29/09/2012
OFC on the Futsal Whites new faces (posted before the NZ vs AUS games)

New Zealand FA
Courtesy: Oceania Football


Rookie pair set for international bow

They stumbled into futsal just 10 months ago but 16-year-olds Jan Fischer and Harvey Mills are already stamping their marks on the game.

The Auckland pair are the youngest of seven new caps in the Futsal Whites and are looking forward to matching their skills with Australia's 2012 FIFA Futsal World Cup-bound Futsalroos during the Trans Tasman Cup at ASB Stadium in Kohimarama which starts tonight.

Their shared introduction to the game came about purely by accident.

“We were both playing outdoor football for East Coast Bays and there was a futsal open day at Massey University,” Fischer says.

“We went along and I got signed up for a national league team because one of their coaches was there, then Harvey came on board about a month later.”

They may be inexperienced but the duo are clearly not lacking in talent after beating out dozens of other players for their spots in the side following training camps held in Auckland, Timaru and Wellington during the year.

“It’s something I stumbled into again,” says a humble Mills.
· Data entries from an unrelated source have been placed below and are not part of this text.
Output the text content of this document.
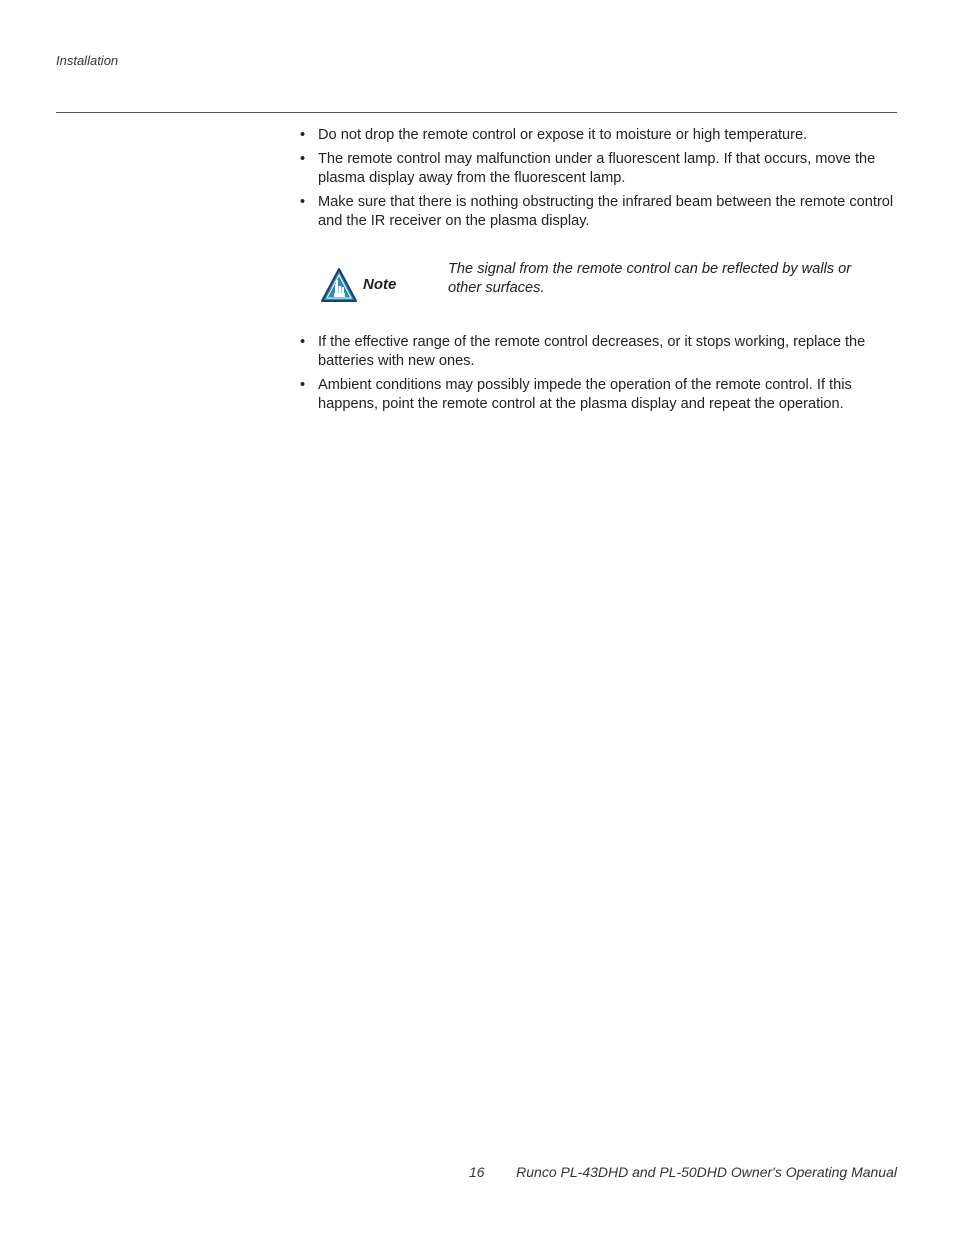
Installation
• Do not drop the remote control or expose it to moisture or high temperature.
• The remote control may malfunction under a fluorescent lamp. If that occurs, move the plasma display away from the fluorescent lamp.
• Make sure that there is nothing obstructing the infrared beam between the remote control and the IR receiver on the plasma display.
Note
The signal from the remote control can be reflected by walls or other surfaces.
• If the effective range of the remote control decreases, or it stops working, replace the batteries with new ones.
• Ambient conditions may possibly impede the operation of the remote control. If this happens, point the remote control at the plasma display and repeat the operation.
16 Runco PL-43DHD and PL-50DHD Owner's Operating Manual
“Originally I was left out of the first camp because of an injury so it was a bit of a shock when I got called up in the second camp and then into the actual team but I must have done something right.”

With their roots in football, the pair say effectively switching between the two codes comes down to adjusting their techniques.

“Because each game requires different skills you have to just tweak your technique a bit,” Mills says.

“You have to be a lot quicker and the movement is different in futsal, that’s the big thing, the speed of the ball is a lot quicker and has to be a lot sharper. It’s more unforgiving. You can get away with a lot more in outdoor. You can afford to make more mistakes and you can carry one or two players. In futsal you just can’t have that. Everyone has to be on the same page, the same wavelength.”

For Fischer, the switch means taking the basics of football and making minor adjustments.

“Things like, in futsal you never stop the ball with the outside of your foot, it’s always sole controlled. When you are going from futsal to outdoor it’s a lot easier than going the opposite way. That’s why you see a lot of the South American countries developing their players through futsal, because it’s more technical and more of a thinking game.”

While both admit to being nervous ahead of their first internationals, they are pleased to be facing such highly-regarded opposition and believe they are ready to be competitive.

“You can’t get much higher than playing for New Zealand,” Fischer says.

“Obviously, we’re playing Australia and they are at that World Cup level so these are good matches for us to see where the international standard is at.”

Mills is confident they will be able to bridge that gulf.

“We expect that step up because our coach Scott Gilligan has also been the coach of Australia so he knows how they are playing,” he says.

“He knows the level we need to train at, how to counter their attacks and defences and he’s taught us how to cope with them. It’s just matching their level that is our goal really.

“If we can compete at one game, or a couple of games, and get a good result we can really prove we can match that level. And that is what we are aiming for, trying to qualify for the World Cup in four years’ time.”